The no-treaty alternative has been picking up support. Many oceanographers have concluded that no treaty would be preferably to the present draft, because the latter would "cripple future marine scientific research," in the words of the Ocean Policy Committee of the National Academy of Sciences. At a 1975 conference cosponsored by the Treasury Department and American Enterprise Institute, law professor Gary Knight pointed out that there is a strong case against the United States signing any UN sea law treaty. A stable framework for ocean industry could instead be provided, he said, by domestic legislation to register claims, bilateral or multilateral treaties for mutual recognition of claims, and limited use of force "to protect deep-seabed mining operations being conducted contrary to a Group of 77 seabed treaty." In July of this year the Wall Street Journal recommended U.S. withdrawal from the Law of the Sea negotiations.

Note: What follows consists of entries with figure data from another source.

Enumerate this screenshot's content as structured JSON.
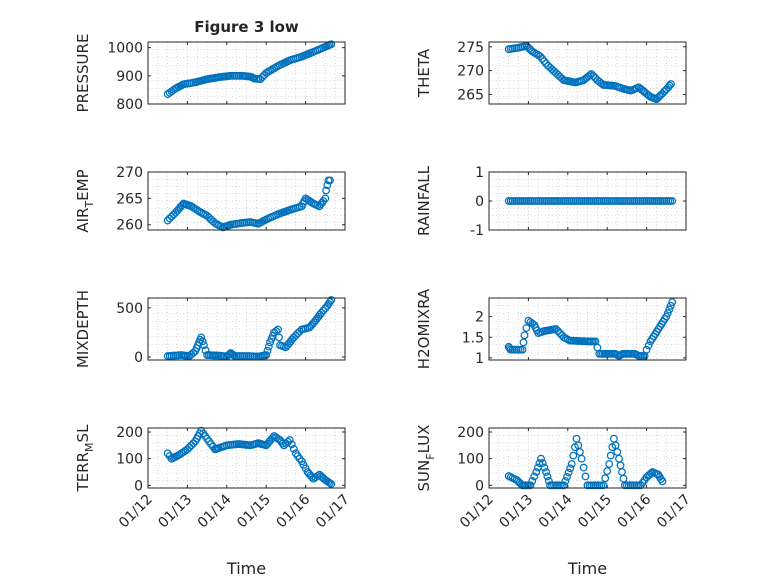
{
  "chart_data": [
    {
      "id": "pressure",
      "type": "scatter",
      "title": "Figure 3 low",
      "ylabel": "PRESSURE",
      "ylabel_parts": [
        "PRESSURE"
      ],
      "xlim": [
        0,
        5
      ],
      "ylim": [
        800,
        1020
      ],
      "yticks": [
        800,
        900,
        1000
      ],
      "ytick_labels": [
        "800",
        "900",
        "1000"
      ],
      "xticks": [
        0,
        1,
        2,
        3,
        4,
        5
      ],
      "show_xticklabels": false,
      "xlabel": "",
      "grid": true,
      "keypoints": [
        [
          0.5,
          835
        ],
        [
          0.7,
          855
        ],
        [
          0.9,
          870
        ],
        [
          1.2,
          877
        ],
        [
          1.5,
          888
        ],
        [
          1.8,
          895
        ],
        [
          2.1,
          900
        ],
        [
          2.4,
          900
        ],
        [
          2.6,
          897
        ],
        [
          2.7,
          890
        ],
        [
          2.85,
          888
        ],
        [
          3.0,
          910
        ],
        [
          3.3,
          935
        ],
        [
          3.6,
          955
        ],
        [
          3.9,
          968
        ],
        [
          4.2,
          985
        ],
        [
          4.45,
          1000
        ],
        [
          4.65,
          1012
        ]
      ]
    },
    {
      "id": "theta",
      "type": "scatter",
      "title": "",
      "ylabel": "THETA",
      "ylabel_parts": [
        "THETA"
      ],
      "xlim": [
        0,
        5
      ],
      "ylim": [
        263,
        276
      ],
      "yticks": [
        265,
        270,
        275
      ],
      "ytick_labels": [
        "265",
        "270",
        "275"
      ],
      "xticks": [
        0,
        1,
        2,
        3,
        4,
        5
      ],
      "show_xticklabels": false,
      "xlabel": "",
      "grid": true,
      "keypoints": [
        [
          0.5,
          274.5
        ],
        [
          0.75,
          274.8
        ],
        [
          0.95,
          275.2
        ],
        [
          1.1,
          274
        ],
        [
          1.3,
          273
        ],
        [
          1.5,
          271
        ],
        [
          1.7,
          269.5
        ],
        [
          1.9,
          268
        ],
        [
          2.2,
          267.5
        ],
        [
          2.4,
          268
        ],
        [
          2.6,
          269.3
        ],
        [
          2.75,
          268
        ],
        [
          2.9,
          267
        ],
        [
          3.2,
          266.8
        ],
        [
          3.4,
          266.2
        ],
        [
          3.6,
          265.8
        ],
        [
          3.8,
          266.5
        ],
        [
          3.95,
          265.5
        ],
        [
          4.1,
          264.5
        ],
        [
          4.25,
          264
        ],
        [
          4.4,
          265.2
        ],
        [
          4.55,
          266.5
        ],
        [
          4.62,
          267.2
        ]
      ]
    },
    {
      "id": "airtemp",
      "type": "scatter",
      "title": "",
      "ylabel": "AIR_TEMP",
      "ylabel_parts": [
        "AIR",
        "T",
        "EMP"
      ],
      "xlim": [
        0,
        5
      ],
      "ylim": [
        259,
        270
      ],
      "yticks": [
        260,
        265,
        270
      ],
      "ytick_labels": [
        "260",
        "265",
        "270"
      ],
      "xticks": [
        0,
        1,
        2,
        3,
        4,
        5
      ],
      "show_xticklabels": false,
      "xlabel": "",
      "grid": true,
      "keypoints": [
        [
          0.5,
          260.8
        ],
        [
          0.7,
          262.3
        ],
        [
          0.9,
          264
        ],
        [
          1.1,
          263.5
        ],
        [
          1.3,
          262.5
        ],
        [
          1.5,
          261.7
        ],
        [
          1.7,
          260.3
        ],
        [
          1.9,
          259.5
        ],
        [
          2.1,
          260
        ],
        [
          2.35,
          260.3
        ],
        [
          2.6,
          260.5
        ],
        [
          2.8,
          260.2
        ],
        [
          3.0,
          261
        ],
        [
          3.3,
          262
        ],
        [
          3.6,
          262.8
        ],
        [
          3.9,
          263.5
        ],
        [
          4.0,
          265
        ],
        [
          4.2,
          264
        ],
        [
          4.35,
          263.5
        ],
        [
          4.45,
          264.5
        ],
        [
          4.5,
          265
        ],
        [
          4.52,
          266.5
        ],
        [
          4.55,
          267.5
        ],
        [
          4.58,
          268.4
        ],
        [
          4.62,
          268.4
        ]
      ]
    },
    {
      "id": "rainfall",
      "type": "scatter",
      "title": "",
      "ylabel": "RAINFALL",
      "ylabel_parts": [
        "RAINFALL"
      ],
      "xlim": [
        0,
        5
      ],
      "ylim": [
        -1,
        1
      ],
      "yticks": [
        -1,
        0,
        1
      ],
      "ytick_labels": [
        "-1",
        "0",
        "1"
      ],
      "xticks": [
        0,
        1,
        2,
        3,
        4,
        5
      ],
      "show_xticklabels": false,
      "xlabel": "",
      "grid": true,
      "keypoints": [
        [
          0.5,
          0
        ],
        [
          4.65,
          0
        ]
      ]
    },
    {
      "id": "mixdepth",
      "type": "scatter",
      "title": "",
      "ylabel": "MIXDEPTH",
      "ylabel_parts": [
        "MIXDEPTH"
      ],
      "xlim": [
        0,
        5
      ],
      "ylim": [
        -30,
        600
      ],
      "yticks": [
        0,
        500
      ],
      "ytick_labels": [
        "0",
        "500"
      ],
      "xticks": [
        0,
        1,
        2,
        3,
        4,
        5
      ],
      "show_xticklabels": false,
      "xlabel": "",
      "grid": true,
      "keypoints": [
        [
          0.5,
          10
        ],
        [
          0.85,
          20
        ],
        [
          1.05,
          10
        ],
        [
          1.2,
          60
        ],
        [
          1.3,
          150
        ],
        [
          1.35,
          200
        ],
        [
          1.42,
          120
        ],
        [
          1.5,
          20
        ],
        [
          1.8,
          15
        ],
        [
          2.0,
          5
        ],
        [
          2.1,
          40
        ],
        [
          2.2,
          10
        ],
        [
          2.5,
          10
        ],
        [
          2.8,
          5
        ],
        [
          3.0,
          20
        ],
        [
          3.1,
          150
        ],
        [
          3.2,
          250
        ],
        [
          3.3,
          280
        ],
        [
          3.35,
          120
        ],
        [
          3.5,
          100
        ],
        [
          3.7,
          200
        ],
        [
          3.9,
          280
        ],
        [
          4.1,
          300
        ],
        [
          4.25,
          370
        ],
        [
          4.4,
          450
        ],
        [
          4.55,
          520
        ],
        [
          4.65,
          580
        ]
      ]
    },
    {
      "id": "h2omixra",
      "type": "scatter",
      "title": "",
      "ylabel": "H2OMIXRA",
      "ylabel_parts": [
        "H2OMIXRA"
      ],
      "xlim": [
        0,
        5
      ],
      "ylim": [
        0.95,
        2.45
      ],
      "yticks": [
        1,
        1.5,
        2
      ],
      "ytick_labels": [
        "1",
        "1.5",
        "2"
      ],
      "xticks": [
        0,
        1,
        2,
        3,
        4,
        5
      ],
      "show_xticklabels": false,
      "xlabel": "",
      "grid": true,
      "keypoints": [
        [
          0.5,
          1.27
        ],
        [
          0.55,
          1.2
        ],
        [
          0.85,
          1.2
        ],
        [
          0.9,
          1.55
        ],
        [
          1.0,
          1.9
        ],
        [
          1.15,
          1.8
        ],
        [
          1.25,
          1.6
        ],
        [
          1.4,
          1.65
        ],
        [
          1.7,
          1.7
        ],
        [
          1.9,
          1.5
        ],
        [
          2.05,
          1.42
        ],
        [
          2.5,
          1.4
        ],
        [
          2.7,
          1.4
        ],
        [
          2.8,
          1.1
        ],
        [
          3.2,
          1.1
        ],
        [
          3.3,
          1.05
        ],
        [
          3.4,
          1.1
        ],
        [
          3.7,
          1.1
        ],
        [
          3.8,
          1.05
        ],
        [
          3.95,
          1.05
        ],
        [
          4.0,
          1.2
        ],
        [
          4.1,
          1.4
        ],
        [
          4.3,
          1.7
        ],
        [
          4.5,
          2.0
        ],
        [
          4.65,
          2.35
        ]
      ]
    },
    {
      "id": "terrmsl",
      "type": "scatter",
      "title": "",
      "ylabel": "TERR_MSL",
      "ylabel_parts": [
        "TERR",
        "M",
        "SL"
      ],
      "xlim": [
        0,
        5
      ],
      "ylim": [
        -10,
        215
      ],
      "yticks": [
        0,
        100,
        200
      ],
      "ytick_labels": [
        "0",
        "100",
        "200"
      ],
      "xticks": [
        0,
        1,
        2,
        3,
        4,
        5
      ],
      "show_xticklabels": true,
      "xlabel": "Time",
      "xtick_labels": [
        "01/12",
        "01/13",
        "01/14",
        "01/15",
        "01/16",
        "01/17"
      ],
      "grid": true,
      "keypoints": [
        [
          0.5,
          120
        ],
        [
          0.6,
          100
        ],
        [
          0.8,
          115
        ],
        [
          1.0,
          135
        ],
        [
          1.2,
          165
        ],
        [
          1.35,
          205
        ],
        [
          1.5,
          175
        ],
        [
          1.7,
          135
        ],
        [
          1.8,
          140
        ],
        [
          2.0,
          150
        ],
        [
          2.3,
          155
        ],
        [
          2.6,
          150
        ],
        [
          2.8,
          158
        ],
        [
          3.0,
          150
        ],
        [
          3.2,
          185
        ],
        [
          3.35,
          170
        ],
        [
          3.45,
          150
        ],
        [
          3.6,
          170
        ],
        [
          3.75,
          120
        ],
        [
          3.9,
          90
        ],
        [
          4.05,
          50
        ],
        [
          4.2,
          25
        ],
        [
          4.35,
          40
        ],
        [
          4.5,
          20
        ],
        [
          4.65,
          5
        ]
      ]
    },
    {
      "id": "sunflux",
      "type": "scatter",
      "title": "",
      "ylabel": "SUN_FLUX",
      "ylabel_parts": [
        "SUN",
        "F",
        "LUX"
      ],
      "xlim": [
        0,
        5
      ],
      "ylim": [
        -10,
        215
      ],
      "yticks": [
        0,
        100,
        200
      ],
      "ytick_labels": [
        "0",
        "100",
        "200"
      ],
      "xticks": [
        0,
        1,
        2,
        3,
        4,
        5
      ],
      "show_xticklabels": true,
      "xlabel": "Time",
      "xtick_labels": [
        "01/12",
        "01/13",
        "01/14",
        "01/15",
        "01/16",
        "01/17"
      ],
      "grid": true,
      "keypoints": [
        [
          0.5,
          35
        ],
        [
          0.7,
          20
        ],
        [
          0.85,
          0
        ],
        [
          1.05,
          0
        ],
        [
          1.2,
          50
        ],
        [
          1.32,
          100
        ],
        [
          1.45,
          50
        ],
        [
          1.55,
          0
        ],
        [
          1.9,
          0
        ],
        [
          2.1,
          80
        ],
        [
          2.22,
          175
        ],
        [
          2.35,
          100
        ],
        [
          2.5,
          0
        ],
        [
          2.9,
          0
        ],
        [
          3.05,
          80
        ],
        [
          3.17,
          175
        ],
        [
          3.3,
          100
        ],
        [
          3.45,
          0
        ],
        [
          3.85,
          0
        ],
        [
          4.0,
          30
        ],
        [
          4.15,
          50
        ],
        [
          4.3,
          40
        ],
        [
          4.4,
          15
        ]
      ]
    }
  ]
}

There is a role for U.S. legislation—but not the present compromise approach. Congress should make clear that the United States rejects—for all time—the concept of an International Seabed Authority. It should be U.S. policy to recognize all valid claims by private parties and to reject, as a matter of law, any attempt by the UN or other international bodies to license, regulate, or tax seabed mining. That should be sufficient to relieve the bankers of their fears. No recourse to the taxpayers' wallets is required.

The UN's floating OPEC must be rejected. The "common heritage of mankind" is not collective ownership of seabed minerals. It is, rather, says Northcutt Ely, the "continuing right of free and nondiscriminatory access, free of price control, free of production control, free of restraints of accommodation and restraint of trade." That heritage is called freedom of the seas. And that is what we must preserve.